Taxes Consolidation Act, 1997 (Number 39 of 1997)
This section has been deleted.
Deleted by FA12 s129(2). Have effect on and from 1 January 2013.
[ITA67 s186; F(MP)A68 s4(1); FA69 s65(1) and Sch5 PtI; CTA76 s140(1) and Sch2 PtI par8; FA96 s132(2) and Sch5 PtII]
(1)(a) Where the inspector discovers that—
(i) any properties or profits chargeable to income tax have been omitted from the first assessments,
(ii) a person chargeable—
(I) has not delivered any statement,
(II) has not delivered a full and proper statement,
(III) has not been assessed to income tax, or
(IV) has been undercharged in the first assessments, or
(iii) a person chargeable has been allowed, or has obtained from and in the first assessments, any allowance, deduction, exemption, abatement or relief not authorised by the Income Tax Acts,
(b) Any additional first assessment made by the inspector in accordance with paragraph (a) shall be subject to appeal and other proceedings as in the case of a first assessment.

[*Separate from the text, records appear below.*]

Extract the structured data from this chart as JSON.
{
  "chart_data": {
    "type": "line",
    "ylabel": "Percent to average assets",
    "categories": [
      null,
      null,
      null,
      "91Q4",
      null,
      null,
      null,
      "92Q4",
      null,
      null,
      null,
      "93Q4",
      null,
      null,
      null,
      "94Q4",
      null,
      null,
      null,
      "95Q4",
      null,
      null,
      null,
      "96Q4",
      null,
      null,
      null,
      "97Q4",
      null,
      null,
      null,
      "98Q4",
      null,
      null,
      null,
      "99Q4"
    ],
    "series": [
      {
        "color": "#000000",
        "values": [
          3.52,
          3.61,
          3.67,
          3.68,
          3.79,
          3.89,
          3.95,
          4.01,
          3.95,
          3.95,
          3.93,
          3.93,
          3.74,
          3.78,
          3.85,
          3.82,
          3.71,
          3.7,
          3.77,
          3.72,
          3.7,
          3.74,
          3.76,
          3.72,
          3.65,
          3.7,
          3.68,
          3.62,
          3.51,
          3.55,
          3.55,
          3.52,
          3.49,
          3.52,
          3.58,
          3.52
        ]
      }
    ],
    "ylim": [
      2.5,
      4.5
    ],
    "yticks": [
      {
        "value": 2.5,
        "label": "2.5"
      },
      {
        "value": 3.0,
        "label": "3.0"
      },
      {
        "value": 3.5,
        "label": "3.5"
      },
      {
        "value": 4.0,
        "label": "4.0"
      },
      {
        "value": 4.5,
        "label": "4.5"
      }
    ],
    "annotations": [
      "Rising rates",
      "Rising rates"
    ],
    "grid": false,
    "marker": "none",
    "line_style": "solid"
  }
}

(2)(a) In this subsection, “neglect” means negligence or a failure to give any notice, to make any return, statement or declaration, or to produce or furnish any list, document or other information required by or under the Income Tax Acts; but a person shall be deemed not to have failed to do anything required to be done within a limited time if such person did it within such further time, if any, as the Revenue Commissioners or officer concerned may have allowed and, where a person had a reasonable excuse for not doing anything required to be done, such person shall be deemed not to have failed to do it if such person did it without unreasonable delay after the excuse had ceased.
(b) Subject to paragraph (c) and any other provision allowing a longer period in any class of case, an assessment or an additional first assessment may be made at any time not later than
>10 years< after the end of the year to which the assessment relates.
(c) In a case in which any form of fraud or neglect has been committed by or on behalf of any person in connection with or in relation to income tax, an assessment or an additional first assessment may be made at any time for any year for which by reason of the fraud or neglect income tax would otherwise be lost to the Exchequer.
(d) (i) In a case in which emoluments to which this subparagraph applies are received in a year of assessment subsequent to that for which they are assessable, paragraph (b) shall apply in the case of assessments or additional first assessments in respect of the emoluments subject to the substitution of a reference to the end of the year of assessment in which the emoluments were received for the reference to the end of the year to which the assessment relates.
(ii) The emoluments to which subparagraph (i) applies are emoluments within the meaning of section 112(2), including any payments chargeable to tax by virtue of section 123 and any sums which by virtue of Chapter 3 of Part 5 are to be treated as perquisites of a person’s office or employment, being emoluments, payments or sums other than those taken into account in an assessment to income tax for the year of assessment in which they are received, and for the purposes of this paragraph—
(I) any such payment shall, notwithstanding anything in section 123(4), be treated as having been received at the time it was actually received, and
(II) any such sums which are not actually paid to that person shall be treated as having been received at the time when the relevant expenses were incurred or are treated for the purposes of Chapter 3 of Part 5 as having been incurred.
(e) An objection to the making of any assessment or additional first assessment on the ground that the time limited for the making of that assessment has expired shall only be made on appeal against the assessment.
(3) Any assessments not made at the time when the first assessments are made shall as soon as they are made be added to the first assessments by means of separate forms of assessment.